Setelah keluar melalui jendela kamar di padepokan milik Master Megafor, awalnya aku sudah siap dengan rencanaku untuk berpindah tempat menggunakan sihir, setidaknya sampai hutan. Karena jangkauan sihirku.

Hanya saja, hal itu terpaksa kutunda, karena mengingat ada ibu. Ia mungkin saja akan segera mengetahui jika aku menggunakan sihir di daerah sekitaran padepokan.

Maka dari itu, sampai sekarang kaki-kakiku masih berlari menuruni hutan perbukitan. Setidaknya untuk beberapa mil lagi.

Dan sialnya, ketika dengan cepatnya kakiku melaju, aku tak sengaja menginjak akar berduri yang menjalar di permukaan tanah.

Sontak kuhentikan sejenak langkahku dan memandangi kakiku yang kini sudah berdarah. "Oh, kenapa kau harus menembus kakiku, wahai akar?" ucapku sambil menghela napas.

Sakitnya tidak terlalu, hanya saja mampu membuatku kesulitan untuk berjalan. "Baiklah, untuk malam ini aku akan beristirahat sejenak!"

Aku meraih beberapa ranting pohon yang berada tidak jauh dari tempatku. Menunpuknya menjadi satu untuk dijadikan api unggun yang akan menemaniku sepanjang malam.

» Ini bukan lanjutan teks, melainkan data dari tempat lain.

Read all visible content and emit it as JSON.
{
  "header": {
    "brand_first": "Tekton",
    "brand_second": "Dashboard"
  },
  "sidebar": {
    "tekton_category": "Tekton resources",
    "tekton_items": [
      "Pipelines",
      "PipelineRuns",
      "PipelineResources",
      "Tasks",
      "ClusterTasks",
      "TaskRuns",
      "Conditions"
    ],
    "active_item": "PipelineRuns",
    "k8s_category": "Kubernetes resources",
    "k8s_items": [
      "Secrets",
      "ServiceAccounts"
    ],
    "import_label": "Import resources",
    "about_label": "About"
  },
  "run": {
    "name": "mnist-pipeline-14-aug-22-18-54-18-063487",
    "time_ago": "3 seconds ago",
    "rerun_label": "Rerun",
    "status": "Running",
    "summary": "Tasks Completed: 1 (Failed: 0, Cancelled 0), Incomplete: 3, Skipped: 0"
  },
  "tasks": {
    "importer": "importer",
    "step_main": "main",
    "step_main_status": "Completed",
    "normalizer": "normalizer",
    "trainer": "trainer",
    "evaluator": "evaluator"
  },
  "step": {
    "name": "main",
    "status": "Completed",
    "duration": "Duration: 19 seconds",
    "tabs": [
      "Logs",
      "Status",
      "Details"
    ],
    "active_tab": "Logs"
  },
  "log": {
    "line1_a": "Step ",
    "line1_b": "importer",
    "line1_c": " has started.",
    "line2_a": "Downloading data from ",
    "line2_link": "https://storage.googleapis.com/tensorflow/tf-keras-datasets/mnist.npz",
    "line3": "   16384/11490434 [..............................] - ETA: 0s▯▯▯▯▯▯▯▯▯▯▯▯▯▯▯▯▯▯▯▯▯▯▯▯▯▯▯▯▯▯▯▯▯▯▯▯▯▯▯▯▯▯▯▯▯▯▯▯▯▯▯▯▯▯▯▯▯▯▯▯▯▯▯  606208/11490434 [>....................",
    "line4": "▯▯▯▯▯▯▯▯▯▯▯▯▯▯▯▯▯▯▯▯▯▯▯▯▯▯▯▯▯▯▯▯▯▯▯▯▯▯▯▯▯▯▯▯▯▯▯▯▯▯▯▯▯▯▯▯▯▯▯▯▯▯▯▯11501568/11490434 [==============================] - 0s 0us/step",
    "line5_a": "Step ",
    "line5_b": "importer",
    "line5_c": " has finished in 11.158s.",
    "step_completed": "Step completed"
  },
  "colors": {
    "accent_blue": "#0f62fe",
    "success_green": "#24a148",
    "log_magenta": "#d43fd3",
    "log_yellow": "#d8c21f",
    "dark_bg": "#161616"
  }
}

Udara malam yang dingin mampu membuatku mengeratkan jubah yang kukenakan. Kulihat kakiku yang terluka, darah yang tadinya bercucuran kini perlahan berhenti.

Hanya saja, kurasakan semakin lama luka itu menjadi semakin membuat kakiku sakit. Aku segera mengambil tongkat sihirku, mencoba merafalkan beberapa mantra untuk menghilangkan rasa sakit di kakiku. "Elimato Lodore!"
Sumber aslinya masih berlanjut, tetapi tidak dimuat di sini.